School of Computer Science, National Engineering Research Center for Multimedia Software, Institute of Artificial Intelligence and Wuhan institute of Data Intelligence, Wuhan University, Wuhan, 430072, China.
School of Electric Information, Wuhan University, Wuhan, 430072, China.
Neural Netw. 2024 Jun;174:106235. doi: 10.1016/j.neunet.2024.106235. Epub 2024 Mar 14.
Recently, Vision Transformer (ViT) has achieved promising performance in image recognition and gradually serves as a powerful backbone in various vision tasks. To satisfy the sequential input of Transformer, the tail of ViT first splits each image into a sequence of visual tokens with a fixed length. Then, the following self-attention layers construct the global relationship between tokens to produce useful representation for the downstream tasks. Empirically, representing the image with more tokens leads to better performance, yet the quadratic computational complexity of self-attention layer to the number of tokens could seriously influence the efficiency of ViT's inference. For computational reduction, a few pruning methods progressively prune uninformative tokens in the Transformer encoder, while leaving the number of tokens before the Transformer untouched. In fact, fewer tokens as the input for the Transformer encoder can directly reduce the following computational cost. In this spirit, we propose a Multi-Tailed Vision Transformer (MT-ViT) in the paper. MT-ViT adopts multiple tails to produce visual sequences of different lengths for the following Transformer encoder. A tail predictor is introduced to decide which tail is the most efficient for the image to produce accurate prediction. Both modules are optimized in an end-to-end fashion, with the Gumbel-Softmax trick. Experiments on ImageNet-1K demonstrate that MT-ViT can achieve a significant reduction on FLOPs with no degradation of the accuracy and outperform compared methods in both accuracy and FLOPs.

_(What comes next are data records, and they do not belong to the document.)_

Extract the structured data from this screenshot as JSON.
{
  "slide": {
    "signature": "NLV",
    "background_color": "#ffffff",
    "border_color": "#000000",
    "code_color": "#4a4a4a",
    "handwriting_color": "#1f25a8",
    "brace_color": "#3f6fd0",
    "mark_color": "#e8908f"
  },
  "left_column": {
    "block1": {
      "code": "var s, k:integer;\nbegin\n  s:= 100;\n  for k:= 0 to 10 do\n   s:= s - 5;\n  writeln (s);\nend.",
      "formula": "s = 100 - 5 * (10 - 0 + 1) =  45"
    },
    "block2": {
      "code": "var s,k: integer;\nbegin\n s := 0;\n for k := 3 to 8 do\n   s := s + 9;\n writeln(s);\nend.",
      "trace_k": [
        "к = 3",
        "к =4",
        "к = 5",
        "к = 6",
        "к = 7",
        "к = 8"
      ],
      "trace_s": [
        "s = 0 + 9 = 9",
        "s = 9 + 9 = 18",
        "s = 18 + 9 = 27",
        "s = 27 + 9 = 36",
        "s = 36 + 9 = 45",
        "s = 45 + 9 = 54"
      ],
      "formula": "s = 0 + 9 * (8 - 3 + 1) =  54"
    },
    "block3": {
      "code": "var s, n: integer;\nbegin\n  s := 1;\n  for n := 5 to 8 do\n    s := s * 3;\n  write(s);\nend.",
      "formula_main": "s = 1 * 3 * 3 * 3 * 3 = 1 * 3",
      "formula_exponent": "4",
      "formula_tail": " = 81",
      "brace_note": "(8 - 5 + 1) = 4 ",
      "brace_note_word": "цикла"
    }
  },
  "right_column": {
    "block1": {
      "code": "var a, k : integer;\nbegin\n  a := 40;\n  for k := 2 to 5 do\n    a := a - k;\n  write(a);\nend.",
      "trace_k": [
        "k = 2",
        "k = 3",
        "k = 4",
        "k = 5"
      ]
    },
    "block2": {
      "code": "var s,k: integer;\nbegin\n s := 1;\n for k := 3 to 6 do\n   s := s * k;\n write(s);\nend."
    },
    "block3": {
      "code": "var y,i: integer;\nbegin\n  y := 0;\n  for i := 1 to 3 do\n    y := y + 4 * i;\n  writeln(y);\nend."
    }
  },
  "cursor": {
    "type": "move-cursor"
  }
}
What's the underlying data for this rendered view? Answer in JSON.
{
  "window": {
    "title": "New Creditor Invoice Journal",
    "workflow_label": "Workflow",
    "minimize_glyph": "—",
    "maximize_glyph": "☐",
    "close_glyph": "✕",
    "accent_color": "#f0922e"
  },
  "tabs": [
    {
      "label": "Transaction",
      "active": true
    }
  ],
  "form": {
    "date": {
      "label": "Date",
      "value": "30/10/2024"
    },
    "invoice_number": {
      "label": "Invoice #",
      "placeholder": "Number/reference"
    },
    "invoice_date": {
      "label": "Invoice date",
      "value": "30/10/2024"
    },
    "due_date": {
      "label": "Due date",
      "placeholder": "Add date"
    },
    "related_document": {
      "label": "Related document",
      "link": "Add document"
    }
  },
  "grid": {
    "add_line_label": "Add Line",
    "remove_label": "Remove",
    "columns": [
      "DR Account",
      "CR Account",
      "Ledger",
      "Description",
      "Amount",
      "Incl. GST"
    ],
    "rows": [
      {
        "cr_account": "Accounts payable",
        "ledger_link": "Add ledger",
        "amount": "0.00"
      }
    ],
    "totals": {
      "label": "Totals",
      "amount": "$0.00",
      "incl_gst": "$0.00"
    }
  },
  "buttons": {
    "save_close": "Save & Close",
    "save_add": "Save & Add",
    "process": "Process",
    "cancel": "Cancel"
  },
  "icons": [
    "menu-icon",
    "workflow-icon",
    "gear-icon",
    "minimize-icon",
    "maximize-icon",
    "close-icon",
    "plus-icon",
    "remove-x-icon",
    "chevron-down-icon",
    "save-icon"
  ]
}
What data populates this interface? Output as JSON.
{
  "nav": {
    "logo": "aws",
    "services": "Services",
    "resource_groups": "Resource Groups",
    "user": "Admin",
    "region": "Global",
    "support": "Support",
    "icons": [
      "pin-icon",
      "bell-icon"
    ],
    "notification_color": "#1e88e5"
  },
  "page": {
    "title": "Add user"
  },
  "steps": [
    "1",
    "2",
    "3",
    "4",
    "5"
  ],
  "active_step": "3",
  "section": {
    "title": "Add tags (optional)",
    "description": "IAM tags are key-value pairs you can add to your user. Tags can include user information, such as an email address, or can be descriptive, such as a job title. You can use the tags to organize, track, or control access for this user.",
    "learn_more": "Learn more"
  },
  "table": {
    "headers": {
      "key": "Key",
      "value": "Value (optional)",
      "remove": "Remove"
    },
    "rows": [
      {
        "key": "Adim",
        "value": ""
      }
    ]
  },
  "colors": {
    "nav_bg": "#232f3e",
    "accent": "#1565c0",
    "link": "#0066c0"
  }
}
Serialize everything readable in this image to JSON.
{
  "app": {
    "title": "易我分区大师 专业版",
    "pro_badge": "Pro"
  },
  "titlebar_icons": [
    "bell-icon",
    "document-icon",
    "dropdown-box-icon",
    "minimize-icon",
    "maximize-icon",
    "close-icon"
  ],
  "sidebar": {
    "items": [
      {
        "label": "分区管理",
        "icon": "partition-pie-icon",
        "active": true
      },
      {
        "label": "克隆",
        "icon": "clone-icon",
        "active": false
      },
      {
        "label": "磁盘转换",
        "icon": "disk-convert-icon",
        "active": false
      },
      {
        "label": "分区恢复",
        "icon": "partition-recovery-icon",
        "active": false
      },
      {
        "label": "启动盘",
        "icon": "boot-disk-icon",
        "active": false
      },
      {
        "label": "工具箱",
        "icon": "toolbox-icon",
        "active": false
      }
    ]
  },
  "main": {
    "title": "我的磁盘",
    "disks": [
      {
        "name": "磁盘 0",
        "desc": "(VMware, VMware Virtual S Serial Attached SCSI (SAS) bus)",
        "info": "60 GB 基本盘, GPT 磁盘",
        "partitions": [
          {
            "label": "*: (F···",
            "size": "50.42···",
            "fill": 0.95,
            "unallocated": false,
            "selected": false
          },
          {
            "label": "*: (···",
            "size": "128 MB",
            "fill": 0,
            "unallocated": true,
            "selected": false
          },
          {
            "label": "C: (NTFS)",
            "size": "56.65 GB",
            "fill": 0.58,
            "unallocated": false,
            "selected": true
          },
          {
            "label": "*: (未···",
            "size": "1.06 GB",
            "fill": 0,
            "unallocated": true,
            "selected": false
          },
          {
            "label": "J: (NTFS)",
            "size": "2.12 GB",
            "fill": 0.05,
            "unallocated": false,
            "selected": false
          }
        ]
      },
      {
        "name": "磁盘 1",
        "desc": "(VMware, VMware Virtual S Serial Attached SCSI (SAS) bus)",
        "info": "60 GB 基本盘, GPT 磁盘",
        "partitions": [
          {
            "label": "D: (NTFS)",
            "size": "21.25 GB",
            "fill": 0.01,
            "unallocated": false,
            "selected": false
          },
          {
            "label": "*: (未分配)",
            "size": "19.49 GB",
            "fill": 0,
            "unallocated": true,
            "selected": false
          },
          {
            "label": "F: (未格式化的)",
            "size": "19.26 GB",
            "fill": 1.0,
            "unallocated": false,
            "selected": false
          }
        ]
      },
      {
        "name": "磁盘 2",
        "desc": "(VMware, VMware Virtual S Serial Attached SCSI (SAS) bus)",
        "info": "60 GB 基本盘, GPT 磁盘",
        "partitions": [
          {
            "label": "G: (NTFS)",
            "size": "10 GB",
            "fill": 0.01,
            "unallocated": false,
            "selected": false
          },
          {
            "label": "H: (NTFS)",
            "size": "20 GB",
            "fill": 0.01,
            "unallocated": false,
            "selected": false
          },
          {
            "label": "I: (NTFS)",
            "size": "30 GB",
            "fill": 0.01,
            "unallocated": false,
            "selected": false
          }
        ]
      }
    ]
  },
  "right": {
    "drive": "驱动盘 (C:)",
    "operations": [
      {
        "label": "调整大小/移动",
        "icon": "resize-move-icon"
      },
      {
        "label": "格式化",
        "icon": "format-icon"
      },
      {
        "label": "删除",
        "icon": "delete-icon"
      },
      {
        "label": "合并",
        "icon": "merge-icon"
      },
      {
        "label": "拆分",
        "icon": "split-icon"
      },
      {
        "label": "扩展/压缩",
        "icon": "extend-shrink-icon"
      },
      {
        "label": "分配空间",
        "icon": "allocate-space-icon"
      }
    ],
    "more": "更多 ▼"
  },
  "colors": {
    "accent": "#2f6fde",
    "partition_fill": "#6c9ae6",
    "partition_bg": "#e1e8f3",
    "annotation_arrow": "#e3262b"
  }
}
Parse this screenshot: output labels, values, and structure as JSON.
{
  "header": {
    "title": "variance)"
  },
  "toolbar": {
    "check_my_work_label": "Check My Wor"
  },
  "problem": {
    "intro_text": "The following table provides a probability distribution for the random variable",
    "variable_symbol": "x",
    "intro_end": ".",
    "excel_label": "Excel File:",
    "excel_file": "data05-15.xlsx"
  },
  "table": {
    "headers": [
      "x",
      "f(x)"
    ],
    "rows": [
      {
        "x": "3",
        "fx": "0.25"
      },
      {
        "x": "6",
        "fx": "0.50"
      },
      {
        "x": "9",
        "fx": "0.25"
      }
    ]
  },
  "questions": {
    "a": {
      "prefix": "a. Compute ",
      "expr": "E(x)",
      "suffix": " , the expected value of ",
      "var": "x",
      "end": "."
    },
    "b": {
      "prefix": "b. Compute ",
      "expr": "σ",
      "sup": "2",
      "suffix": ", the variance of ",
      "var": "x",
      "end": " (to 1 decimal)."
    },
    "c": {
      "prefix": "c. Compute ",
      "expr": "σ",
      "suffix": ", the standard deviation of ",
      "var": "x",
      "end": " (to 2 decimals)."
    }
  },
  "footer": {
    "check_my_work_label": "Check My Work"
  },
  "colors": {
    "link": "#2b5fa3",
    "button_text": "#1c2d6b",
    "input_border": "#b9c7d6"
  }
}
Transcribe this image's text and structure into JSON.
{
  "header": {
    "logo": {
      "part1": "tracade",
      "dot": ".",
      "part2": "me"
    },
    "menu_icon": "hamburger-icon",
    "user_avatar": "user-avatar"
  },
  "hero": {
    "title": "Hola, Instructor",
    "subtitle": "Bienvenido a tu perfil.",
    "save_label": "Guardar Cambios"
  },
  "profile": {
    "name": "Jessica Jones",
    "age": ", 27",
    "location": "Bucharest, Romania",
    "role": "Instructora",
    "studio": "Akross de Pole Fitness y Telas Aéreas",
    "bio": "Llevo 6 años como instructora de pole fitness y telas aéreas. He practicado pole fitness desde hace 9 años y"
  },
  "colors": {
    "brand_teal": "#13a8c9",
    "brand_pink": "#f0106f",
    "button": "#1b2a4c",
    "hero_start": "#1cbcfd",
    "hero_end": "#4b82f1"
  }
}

最近,视觉转换器 (ViT) 在图像识别方面取得了令人瞩目的性能,逐渐成为各种视觉任务中的强大骨干。为了满足 Transformer 的顺序输入,ViT 的尾部首先将每张图像分割成具有固定长度的一系列视觉令牌。然后,下面的自注意力层构建令牌之间的全局关系,为下游任务生成有用的表示。从经验上看,用更多的令牌表示图像会带来更好的性能,但自注意力层对令牌数量的二次计算复杂度会严重影响 ViT 的推断效率。为了减少计算量,一些剪枝方法逐步剪枝 Transformer 编码器中无信息的令牌,而不改变 Transformer 之前的令牌数量。实际上,作为 Transformer 编码器输入的更少的令牌可以直接降低下面的计算成本。本着这种精神,我们在本文中提出了多尾视觉转换器 (MT-ViT)。MT-ViT 采用多个尾部来生成不同长度的视觉序列,供下面的 Transformer 编码器使用。引入了尾部预测器来决定哪个尾部对于图像是最有效的,以产生准确的预测。这两个模块都以端到端的方式进行优化,使用 Gumbel-Softmax 技巧。在 ImageNet-1K 上的实验表明,MT-ViT 可以在不降低准确性的情况下显著减少 FLOPs,并且在准确性和 FLOPs 方面都优于比较方法。